Surgery mentor influences doctor's novel

Dr. Martha Boone has fond memories of her days as a resident learning from beloved trauma physician and Tulane professor Dr. Norman McSwain at Charity Hospital in New Orleans. Those memories, paired with Boone’s love for fiction, led her to write The Big Free, a novel based on the medical humor and drama “in the life of one of the first women surgeons in the busiest trauma surgery program in New Orleans in 1982.”

“Dr. Norman McSwain strongly encouraged me to put my hundreds of stories about our time together at Charity Hospital into a book,” said Boone, who notes that a character in the book is based on McSwain. “He read my stories for many years prior to his death in July 2015.”

Boone said the surgical training she received at Charity Hospital back in the 1980s taught her the discipline needed to write the book while working as a private practice urologist in Georgia.
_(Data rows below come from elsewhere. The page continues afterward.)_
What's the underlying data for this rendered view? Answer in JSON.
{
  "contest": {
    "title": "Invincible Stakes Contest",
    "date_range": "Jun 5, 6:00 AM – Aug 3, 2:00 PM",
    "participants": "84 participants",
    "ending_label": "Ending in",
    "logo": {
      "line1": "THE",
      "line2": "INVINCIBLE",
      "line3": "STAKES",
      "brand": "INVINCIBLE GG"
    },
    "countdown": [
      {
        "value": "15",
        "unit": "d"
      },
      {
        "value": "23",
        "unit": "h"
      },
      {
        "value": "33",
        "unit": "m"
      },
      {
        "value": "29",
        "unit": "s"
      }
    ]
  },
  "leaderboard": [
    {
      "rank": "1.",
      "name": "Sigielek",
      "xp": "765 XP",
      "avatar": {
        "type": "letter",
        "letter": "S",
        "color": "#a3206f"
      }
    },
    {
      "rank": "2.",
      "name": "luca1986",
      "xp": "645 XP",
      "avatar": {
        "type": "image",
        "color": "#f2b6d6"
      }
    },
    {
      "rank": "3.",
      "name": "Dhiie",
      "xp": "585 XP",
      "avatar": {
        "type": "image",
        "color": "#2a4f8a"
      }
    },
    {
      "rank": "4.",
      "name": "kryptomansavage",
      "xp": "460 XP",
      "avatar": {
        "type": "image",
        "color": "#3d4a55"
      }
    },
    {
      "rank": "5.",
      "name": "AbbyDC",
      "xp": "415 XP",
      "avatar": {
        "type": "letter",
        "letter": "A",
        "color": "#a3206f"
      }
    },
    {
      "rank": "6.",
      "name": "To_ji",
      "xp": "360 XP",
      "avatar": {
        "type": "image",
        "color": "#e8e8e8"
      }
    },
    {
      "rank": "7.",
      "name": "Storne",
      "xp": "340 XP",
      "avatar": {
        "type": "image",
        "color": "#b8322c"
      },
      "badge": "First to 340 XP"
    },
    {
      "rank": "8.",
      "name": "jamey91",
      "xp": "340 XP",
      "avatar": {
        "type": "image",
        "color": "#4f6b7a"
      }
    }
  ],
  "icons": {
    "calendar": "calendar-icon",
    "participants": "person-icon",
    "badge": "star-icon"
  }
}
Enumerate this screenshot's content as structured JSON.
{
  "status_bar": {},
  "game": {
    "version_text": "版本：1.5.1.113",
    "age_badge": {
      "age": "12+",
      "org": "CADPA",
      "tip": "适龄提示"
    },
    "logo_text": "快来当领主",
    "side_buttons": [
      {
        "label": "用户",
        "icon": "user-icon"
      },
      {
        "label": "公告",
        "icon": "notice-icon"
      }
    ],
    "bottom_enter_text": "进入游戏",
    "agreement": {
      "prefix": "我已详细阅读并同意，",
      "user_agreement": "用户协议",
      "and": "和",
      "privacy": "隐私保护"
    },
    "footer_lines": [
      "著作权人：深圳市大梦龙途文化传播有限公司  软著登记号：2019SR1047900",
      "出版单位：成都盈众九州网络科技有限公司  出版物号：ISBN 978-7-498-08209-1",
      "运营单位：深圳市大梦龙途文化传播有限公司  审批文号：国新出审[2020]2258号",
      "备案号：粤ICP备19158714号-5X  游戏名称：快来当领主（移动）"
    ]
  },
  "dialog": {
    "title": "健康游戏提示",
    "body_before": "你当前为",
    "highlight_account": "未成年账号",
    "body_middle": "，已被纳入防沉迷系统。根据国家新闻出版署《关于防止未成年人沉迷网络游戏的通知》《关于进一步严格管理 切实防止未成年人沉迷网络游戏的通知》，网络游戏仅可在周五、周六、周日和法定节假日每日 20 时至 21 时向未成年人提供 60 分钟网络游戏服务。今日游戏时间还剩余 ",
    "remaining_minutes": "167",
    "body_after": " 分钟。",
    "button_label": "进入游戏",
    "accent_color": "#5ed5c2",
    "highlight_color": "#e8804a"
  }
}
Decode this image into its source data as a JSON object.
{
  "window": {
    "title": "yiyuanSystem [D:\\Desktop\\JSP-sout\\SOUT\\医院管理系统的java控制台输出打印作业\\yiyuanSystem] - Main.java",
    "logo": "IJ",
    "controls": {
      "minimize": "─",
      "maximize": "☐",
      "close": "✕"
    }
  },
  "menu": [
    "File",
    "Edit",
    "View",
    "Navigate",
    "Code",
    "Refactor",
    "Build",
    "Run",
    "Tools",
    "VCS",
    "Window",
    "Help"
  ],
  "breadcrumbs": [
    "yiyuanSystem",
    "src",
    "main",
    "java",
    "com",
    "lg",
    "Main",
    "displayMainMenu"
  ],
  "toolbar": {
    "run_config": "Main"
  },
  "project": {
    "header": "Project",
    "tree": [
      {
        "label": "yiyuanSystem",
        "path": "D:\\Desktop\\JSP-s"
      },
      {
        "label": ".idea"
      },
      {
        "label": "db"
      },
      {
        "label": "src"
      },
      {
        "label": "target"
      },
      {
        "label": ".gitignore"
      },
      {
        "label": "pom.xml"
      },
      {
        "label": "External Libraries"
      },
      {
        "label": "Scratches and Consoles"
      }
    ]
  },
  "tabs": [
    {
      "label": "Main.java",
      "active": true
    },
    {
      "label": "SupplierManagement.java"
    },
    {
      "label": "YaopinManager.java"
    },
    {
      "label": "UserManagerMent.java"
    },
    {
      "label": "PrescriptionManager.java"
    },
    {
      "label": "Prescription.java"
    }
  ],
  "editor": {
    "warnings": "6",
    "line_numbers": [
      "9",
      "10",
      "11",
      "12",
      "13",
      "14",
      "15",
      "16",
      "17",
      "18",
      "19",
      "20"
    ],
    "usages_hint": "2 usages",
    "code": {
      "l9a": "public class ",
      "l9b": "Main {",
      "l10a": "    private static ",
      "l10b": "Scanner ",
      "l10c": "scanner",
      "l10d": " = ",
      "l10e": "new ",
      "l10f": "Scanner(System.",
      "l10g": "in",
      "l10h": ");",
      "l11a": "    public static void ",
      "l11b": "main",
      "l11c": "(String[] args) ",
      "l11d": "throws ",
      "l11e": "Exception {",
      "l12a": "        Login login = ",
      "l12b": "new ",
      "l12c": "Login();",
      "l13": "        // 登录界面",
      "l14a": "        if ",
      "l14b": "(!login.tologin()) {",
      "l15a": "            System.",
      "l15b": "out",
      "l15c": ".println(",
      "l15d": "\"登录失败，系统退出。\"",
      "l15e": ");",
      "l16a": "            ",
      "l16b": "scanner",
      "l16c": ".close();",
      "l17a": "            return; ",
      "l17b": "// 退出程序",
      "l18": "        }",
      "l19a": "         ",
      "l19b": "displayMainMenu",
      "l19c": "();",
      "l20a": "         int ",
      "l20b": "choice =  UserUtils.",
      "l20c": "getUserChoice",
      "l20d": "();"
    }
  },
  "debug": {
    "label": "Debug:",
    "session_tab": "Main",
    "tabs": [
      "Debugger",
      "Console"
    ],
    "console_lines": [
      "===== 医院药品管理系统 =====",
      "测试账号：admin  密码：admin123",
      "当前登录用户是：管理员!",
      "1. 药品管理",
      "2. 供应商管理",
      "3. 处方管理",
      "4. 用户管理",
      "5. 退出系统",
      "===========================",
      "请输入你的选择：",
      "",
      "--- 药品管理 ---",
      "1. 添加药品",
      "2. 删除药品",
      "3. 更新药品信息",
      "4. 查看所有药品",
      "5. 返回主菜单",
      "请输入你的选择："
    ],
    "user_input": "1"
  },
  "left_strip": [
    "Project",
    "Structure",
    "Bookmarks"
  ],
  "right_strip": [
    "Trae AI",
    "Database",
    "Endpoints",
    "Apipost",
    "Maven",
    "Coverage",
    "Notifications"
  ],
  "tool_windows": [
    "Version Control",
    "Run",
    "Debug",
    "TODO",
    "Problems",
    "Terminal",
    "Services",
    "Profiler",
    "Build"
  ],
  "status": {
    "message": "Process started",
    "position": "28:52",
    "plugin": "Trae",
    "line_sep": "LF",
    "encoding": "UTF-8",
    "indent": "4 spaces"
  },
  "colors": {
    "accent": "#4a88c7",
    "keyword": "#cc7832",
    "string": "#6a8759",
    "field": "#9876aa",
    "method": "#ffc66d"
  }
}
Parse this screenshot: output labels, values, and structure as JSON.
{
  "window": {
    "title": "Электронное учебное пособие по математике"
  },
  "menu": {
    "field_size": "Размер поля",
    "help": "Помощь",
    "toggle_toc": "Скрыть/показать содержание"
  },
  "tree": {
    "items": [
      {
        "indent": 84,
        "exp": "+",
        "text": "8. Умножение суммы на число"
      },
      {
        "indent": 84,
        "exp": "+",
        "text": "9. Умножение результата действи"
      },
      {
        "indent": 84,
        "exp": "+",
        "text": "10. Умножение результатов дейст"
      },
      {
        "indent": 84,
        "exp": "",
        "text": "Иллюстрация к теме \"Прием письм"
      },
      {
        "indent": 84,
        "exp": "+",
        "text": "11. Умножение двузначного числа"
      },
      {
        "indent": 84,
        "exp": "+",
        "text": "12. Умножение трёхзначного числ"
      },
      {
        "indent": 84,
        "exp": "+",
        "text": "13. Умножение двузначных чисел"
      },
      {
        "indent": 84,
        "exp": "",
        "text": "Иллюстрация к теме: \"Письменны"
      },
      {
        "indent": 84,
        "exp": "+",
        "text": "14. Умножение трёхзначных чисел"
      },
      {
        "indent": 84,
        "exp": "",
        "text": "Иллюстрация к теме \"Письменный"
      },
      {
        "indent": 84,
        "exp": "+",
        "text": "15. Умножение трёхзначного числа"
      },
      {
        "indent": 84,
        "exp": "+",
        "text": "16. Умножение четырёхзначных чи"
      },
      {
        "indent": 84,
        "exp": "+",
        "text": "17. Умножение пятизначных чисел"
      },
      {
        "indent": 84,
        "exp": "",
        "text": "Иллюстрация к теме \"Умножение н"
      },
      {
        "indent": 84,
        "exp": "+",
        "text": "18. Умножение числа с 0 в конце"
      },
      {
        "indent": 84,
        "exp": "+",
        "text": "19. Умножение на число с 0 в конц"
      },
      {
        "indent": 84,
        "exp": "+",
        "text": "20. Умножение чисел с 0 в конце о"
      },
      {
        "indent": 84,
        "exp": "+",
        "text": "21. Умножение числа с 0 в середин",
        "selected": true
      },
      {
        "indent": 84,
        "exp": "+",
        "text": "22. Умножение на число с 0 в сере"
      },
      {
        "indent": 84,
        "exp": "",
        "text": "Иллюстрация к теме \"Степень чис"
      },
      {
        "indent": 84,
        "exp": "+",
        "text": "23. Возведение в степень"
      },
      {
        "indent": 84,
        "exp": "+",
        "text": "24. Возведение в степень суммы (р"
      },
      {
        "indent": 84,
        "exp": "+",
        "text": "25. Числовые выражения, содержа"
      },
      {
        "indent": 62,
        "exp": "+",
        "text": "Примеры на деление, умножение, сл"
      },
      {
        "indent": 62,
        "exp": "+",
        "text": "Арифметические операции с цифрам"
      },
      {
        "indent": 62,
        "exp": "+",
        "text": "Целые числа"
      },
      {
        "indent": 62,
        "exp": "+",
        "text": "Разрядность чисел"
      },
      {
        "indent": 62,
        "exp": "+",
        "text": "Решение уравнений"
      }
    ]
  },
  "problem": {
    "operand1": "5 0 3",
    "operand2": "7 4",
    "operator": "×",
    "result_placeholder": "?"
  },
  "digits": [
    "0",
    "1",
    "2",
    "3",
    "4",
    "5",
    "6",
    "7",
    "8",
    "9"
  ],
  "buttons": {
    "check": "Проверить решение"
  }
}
“Instead of getting up at 5 a.m., I started getting up at 4 a.m. and wrote between 1000-1200 words per day,” said Boone. “Charity Hospital was a unique place and I wanted people outside of medicine, and the younger doctors of today, to get a glimpse of the past.”

In addition to giving an inside scoop into surgery training, Boone said it was important for the novel to showcase the value of strong male mentors who were willing to be the first to train women.

“Tulane has always been about excellence, but many do not know that Tulane Surgery was early to bring women into the surgical subspecialties,” said Boone. “I was one of the early women in urology and my Tulane education was filled with great male mentors like Dr. Blackwell B. Evans and Dr. Raju Thomas. They aren’t mentioned in the book, but were very formative for me.”

Boone will hold a talk and book signing on Friday, Jan. 12 from 6 p.m.- 7:30 p.m. at the Garden District Book Shop Garden District Book Shop, 2727 Prytania St. in New Orleans.